Friends of the IEA will be sorry to hear of the death of James M. Buchanan, the US economist and Nobel Laureate. In the 1960s, with colleague Gordon Tullock, Buchanan brought to wide attention the idea of ‘Public Choice’ economics – applying the methods of economic analysis to the theory and practice of government and politics. His work, and the huge volume of subsequent work which he and others have done on the subject, has given us very important – and worrying – insights into how politics and democracy really work.

Public Choice economists maintain that, just as self-interest motivates people’s private commercial choices, so does it affect their communal decisions. People ‘economise’ as voters, lobby groups, politicians and officials, aiming to maximise the outcome they personally desire, for minimum effort. Consequently the well-developed tools of economics – tools such as profit and loss, price and efficiency – can be used to analyse politics as well.

Making some choices collectively is inevitable – there are many things we cannot do on our own as individuals.

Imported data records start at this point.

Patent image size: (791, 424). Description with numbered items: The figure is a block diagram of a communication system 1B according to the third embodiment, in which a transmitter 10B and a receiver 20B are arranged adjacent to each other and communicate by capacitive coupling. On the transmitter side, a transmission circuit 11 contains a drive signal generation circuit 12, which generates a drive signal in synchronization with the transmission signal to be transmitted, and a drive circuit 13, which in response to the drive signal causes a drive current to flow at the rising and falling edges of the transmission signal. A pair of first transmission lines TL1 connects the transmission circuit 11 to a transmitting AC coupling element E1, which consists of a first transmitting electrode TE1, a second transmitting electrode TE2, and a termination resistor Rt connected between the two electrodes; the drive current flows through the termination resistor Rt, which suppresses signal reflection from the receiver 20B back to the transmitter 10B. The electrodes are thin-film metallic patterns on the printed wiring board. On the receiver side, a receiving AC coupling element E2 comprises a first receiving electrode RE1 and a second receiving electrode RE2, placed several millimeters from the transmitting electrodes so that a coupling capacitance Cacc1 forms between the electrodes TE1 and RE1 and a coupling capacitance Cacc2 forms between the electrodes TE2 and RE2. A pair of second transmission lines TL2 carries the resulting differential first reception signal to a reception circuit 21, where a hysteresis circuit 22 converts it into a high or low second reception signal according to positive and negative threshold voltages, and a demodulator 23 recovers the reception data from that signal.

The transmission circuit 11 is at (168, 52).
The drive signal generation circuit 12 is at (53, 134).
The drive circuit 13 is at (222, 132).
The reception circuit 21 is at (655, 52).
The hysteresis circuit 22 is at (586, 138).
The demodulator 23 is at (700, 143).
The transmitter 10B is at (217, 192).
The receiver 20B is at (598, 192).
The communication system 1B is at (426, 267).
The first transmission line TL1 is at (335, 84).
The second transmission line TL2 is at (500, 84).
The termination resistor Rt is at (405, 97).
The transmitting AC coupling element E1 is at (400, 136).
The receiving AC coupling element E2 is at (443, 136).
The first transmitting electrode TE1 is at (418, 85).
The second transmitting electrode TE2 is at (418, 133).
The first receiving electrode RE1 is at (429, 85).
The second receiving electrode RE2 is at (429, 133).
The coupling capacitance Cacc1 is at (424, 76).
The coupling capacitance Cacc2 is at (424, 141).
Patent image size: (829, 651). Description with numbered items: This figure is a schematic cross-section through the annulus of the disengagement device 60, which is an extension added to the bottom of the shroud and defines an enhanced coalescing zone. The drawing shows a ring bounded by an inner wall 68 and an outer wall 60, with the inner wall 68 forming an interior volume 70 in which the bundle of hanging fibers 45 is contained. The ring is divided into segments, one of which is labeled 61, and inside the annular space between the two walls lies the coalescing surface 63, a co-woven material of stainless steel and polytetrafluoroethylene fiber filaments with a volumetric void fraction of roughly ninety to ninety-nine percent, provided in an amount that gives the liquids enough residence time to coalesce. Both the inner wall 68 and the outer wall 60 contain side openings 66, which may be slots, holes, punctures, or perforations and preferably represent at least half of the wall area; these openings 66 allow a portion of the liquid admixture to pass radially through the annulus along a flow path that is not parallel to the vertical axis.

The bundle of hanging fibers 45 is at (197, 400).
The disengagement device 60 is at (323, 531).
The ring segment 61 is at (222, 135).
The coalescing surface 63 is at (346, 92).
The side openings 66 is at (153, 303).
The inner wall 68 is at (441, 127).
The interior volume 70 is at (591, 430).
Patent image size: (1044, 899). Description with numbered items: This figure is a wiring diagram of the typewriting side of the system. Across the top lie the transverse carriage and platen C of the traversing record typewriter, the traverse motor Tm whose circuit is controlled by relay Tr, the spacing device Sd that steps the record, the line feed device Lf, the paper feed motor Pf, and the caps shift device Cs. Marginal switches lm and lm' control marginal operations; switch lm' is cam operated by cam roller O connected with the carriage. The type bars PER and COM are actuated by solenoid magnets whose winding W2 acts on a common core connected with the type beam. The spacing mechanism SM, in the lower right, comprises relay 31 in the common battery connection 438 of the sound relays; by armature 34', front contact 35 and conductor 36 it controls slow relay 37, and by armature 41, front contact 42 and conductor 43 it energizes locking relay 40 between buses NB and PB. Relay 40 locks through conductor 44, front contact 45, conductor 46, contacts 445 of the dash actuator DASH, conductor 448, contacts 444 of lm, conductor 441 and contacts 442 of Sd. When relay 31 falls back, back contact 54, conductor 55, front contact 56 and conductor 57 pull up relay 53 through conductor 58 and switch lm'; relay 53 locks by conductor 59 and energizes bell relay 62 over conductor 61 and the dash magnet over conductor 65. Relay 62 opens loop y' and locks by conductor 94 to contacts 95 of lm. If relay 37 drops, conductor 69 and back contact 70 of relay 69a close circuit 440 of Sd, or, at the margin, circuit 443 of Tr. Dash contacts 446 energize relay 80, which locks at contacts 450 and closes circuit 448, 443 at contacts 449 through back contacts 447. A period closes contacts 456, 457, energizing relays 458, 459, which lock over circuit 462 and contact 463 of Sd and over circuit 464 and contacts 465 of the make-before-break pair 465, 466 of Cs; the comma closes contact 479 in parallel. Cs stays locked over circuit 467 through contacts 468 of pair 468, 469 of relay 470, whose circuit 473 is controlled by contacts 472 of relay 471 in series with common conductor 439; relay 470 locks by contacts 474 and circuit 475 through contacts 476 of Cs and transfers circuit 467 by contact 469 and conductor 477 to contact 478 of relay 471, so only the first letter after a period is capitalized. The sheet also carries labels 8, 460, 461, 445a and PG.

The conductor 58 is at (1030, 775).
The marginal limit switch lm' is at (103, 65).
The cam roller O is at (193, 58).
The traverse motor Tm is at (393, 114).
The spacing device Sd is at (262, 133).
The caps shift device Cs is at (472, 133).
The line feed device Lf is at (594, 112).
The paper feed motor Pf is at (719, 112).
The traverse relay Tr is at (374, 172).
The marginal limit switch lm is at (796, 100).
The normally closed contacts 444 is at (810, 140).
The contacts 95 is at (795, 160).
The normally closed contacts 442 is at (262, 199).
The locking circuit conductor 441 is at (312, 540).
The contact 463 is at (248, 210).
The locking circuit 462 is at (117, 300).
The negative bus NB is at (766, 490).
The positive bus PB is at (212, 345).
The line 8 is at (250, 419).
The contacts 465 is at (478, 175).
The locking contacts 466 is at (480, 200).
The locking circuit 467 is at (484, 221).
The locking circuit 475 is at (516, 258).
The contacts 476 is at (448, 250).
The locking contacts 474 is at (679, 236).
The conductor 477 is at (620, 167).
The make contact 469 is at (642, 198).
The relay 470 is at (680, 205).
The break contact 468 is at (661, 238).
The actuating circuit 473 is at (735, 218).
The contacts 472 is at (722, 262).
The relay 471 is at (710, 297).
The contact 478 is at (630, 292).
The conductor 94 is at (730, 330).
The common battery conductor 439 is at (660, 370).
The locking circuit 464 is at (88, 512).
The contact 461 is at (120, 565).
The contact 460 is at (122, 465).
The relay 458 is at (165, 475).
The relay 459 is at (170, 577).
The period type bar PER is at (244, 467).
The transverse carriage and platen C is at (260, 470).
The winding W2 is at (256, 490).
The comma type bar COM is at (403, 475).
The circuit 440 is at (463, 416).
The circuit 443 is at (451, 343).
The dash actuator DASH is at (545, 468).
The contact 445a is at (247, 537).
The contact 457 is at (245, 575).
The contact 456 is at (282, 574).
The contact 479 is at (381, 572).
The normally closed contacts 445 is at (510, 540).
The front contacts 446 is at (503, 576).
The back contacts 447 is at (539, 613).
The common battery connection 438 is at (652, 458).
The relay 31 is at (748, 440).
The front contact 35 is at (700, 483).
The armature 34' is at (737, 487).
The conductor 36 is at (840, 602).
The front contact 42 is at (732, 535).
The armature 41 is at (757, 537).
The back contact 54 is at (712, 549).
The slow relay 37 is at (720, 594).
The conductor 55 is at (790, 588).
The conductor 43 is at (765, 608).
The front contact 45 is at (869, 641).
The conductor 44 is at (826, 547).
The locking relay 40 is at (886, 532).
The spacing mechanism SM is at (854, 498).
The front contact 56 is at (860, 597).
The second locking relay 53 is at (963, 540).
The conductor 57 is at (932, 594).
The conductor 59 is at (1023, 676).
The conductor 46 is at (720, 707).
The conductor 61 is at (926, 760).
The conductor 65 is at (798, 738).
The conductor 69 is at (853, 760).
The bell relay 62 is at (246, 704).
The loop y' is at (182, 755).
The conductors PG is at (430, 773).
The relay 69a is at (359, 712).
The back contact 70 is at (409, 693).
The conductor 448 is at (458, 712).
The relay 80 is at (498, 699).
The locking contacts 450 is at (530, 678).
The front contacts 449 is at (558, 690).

And there is also the ‘public goods’ problem – that certain useful things, such as defence, will be under-provided by markets because non-payers can simply ‘free ride’ on others.

Buchanan and Tullock showed that such ‘market failure’ does not necessarily mean that government can do things better. There is ‘government failure’ too. Political decision-making is not a dispassionate pursuit of the ‘public interest’ but a struggle between different, competing personal and group interests. In this struggle for the supremacy of different values, small groups with sharply focused interests have more influence in decision-making than much larger groups with more diffused concerns, such as taxpayers.

The problem comes into sharp focus in simple-majority voting, where 49% of the population, no matter how strong their misgivings, can be governed by the other 51% – like the old joke that ‘democracy is two wolves and a sheep deciding what to have for dinner’. Buchanan believed vehemently that constitutional safeguards were needed to protect minorities, and indeed the ‘silent majority’ who so often lost out to small but coherent and motivated interest groups. Constitutions, which should be agreed by all, would set out the mechanism for voting, such that the most potentially exploitative decisions could require higher majorities (or even unanimity) than others.

Buchanan’s first publication for the IEA was back in 1965, and his last contribution was just three years ago, in 2009. He received the 1986 Nobel Memorial Prize in Economic Sciences for his work on Public Choice theory and was a life member of the Mont Pelerin Society, among many other awards and distinctions.

Eamonn Butler is Director of the Adam Smith Institute and author of Public Choice – A Primer.

Eamonn Butler is the co-founder and Director of the Adam Smith Institute.


1 thought on “James M. Buchanan R.I.P.”

  1. Posted 10/01/2013 at 00:02 | Permalink

    While I agree entirely with the need for constitutional safeguards to protect minority rights — and, in particular, private property rights — it is very discouraging to see the encroachments upon said rights by one of the most constitutionally limited governments in the world, that of the United States.